São Paulo, 15 (AE) - O governador de São Paulo, Mário Covas (PSDB), avisou que vai descontar do salário a falta dos servidores estaduais que participarem da greve convocada para sexta-feira (17). As entidades sindicais dos funcionários públicos marcaram a paralisação e um protesto em frente do Palácio dos Bandeirantes, na tentativa de barrar a reforma da Previdência que tramita na Assembléia Legislativa. O projeto prevê aumentos na contribuição dos servidores ativos e inativos e passa a cobrar também dos pensionistas.

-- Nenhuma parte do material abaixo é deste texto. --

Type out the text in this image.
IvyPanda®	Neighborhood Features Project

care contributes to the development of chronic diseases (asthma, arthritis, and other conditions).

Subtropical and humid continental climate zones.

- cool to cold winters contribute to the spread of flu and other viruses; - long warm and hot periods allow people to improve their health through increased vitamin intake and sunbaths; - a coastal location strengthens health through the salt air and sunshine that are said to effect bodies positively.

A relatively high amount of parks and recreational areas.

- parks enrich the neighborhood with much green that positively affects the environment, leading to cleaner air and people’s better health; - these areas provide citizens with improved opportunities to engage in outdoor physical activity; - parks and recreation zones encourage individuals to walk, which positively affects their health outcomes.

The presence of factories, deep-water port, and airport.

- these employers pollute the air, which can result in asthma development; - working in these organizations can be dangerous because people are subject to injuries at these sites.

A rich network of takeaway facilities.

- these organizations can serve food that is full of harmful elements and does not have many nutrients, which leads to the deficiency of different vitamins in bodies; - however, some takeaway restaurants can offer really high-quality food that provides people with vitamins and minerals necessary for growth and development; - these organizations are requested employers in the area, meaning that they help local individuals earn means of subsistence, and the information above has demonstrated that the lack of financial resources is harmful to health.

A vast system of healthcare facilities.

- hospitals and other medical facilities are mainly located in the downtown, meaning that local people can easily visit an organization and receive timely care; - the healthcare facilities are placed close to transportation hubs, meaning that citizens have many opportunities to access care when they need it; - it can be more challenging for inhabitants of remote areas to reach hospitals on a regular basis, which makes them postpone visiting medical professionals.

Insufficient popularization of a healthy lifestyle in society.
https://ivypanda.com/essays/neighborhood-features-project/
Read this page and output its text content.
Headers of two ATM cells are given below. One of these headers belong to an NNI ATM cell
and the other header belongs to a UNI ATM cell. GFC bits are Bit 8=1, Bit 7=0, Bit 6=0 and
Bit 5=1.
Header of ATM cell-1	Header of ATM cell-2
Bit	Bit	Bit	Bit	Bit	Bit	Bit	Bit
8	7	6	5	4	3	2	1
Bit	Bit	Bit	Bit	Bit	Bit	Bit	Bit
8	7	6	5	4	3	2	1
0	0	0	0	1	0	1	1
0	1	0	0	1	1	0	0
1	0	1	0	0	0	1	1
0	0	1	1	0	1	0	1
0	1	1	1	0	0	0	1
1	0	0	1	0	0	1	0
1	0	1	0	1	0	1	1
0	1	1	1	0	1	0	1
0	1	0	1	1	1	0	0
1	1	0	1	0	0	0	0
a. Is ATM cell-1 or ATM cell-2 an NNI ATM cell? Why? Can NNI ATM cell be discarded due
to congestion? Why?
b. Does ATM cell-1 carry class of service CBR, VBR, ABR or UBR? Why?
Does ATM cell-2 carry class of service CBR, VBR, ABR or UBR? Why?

"Vão fazer protesto por eu ter exercido uma prerrogativa que é minha?", reclamou hoje Covas, depois de participar do velório do ex-governador de São Paulo e ex-ministro das Relações Exteriores do governo do ex-presidente José Sarney (PMDB), Roberto de Abreu Sodré. "Não posso mandar um projeto à Assembléia; ou eu retiro o projeto ou se faz greve?" Ele completou: "Pode fazer, mas quem fizer terá falta."
Irritado, Covas declarou que não tem mais o que negociar com os servidores. "Fiz isso antes de mandar o projeto até onde podia e algumas modificações sugeridas pelos funcionários foram adotadas", disse. "Sei que eles não querem pagar mais pela Previdência, mas o Estado vai gastar no ano que vem R$ 6,5 bilhões com inativos e só recebe dos funcionários R$ 500 milhões." Segundo ele, o pagamento de aposentadorias e pensões poderá comprometer o Orçamento do Estado em 2002, caso as medidas não sejam adotadas.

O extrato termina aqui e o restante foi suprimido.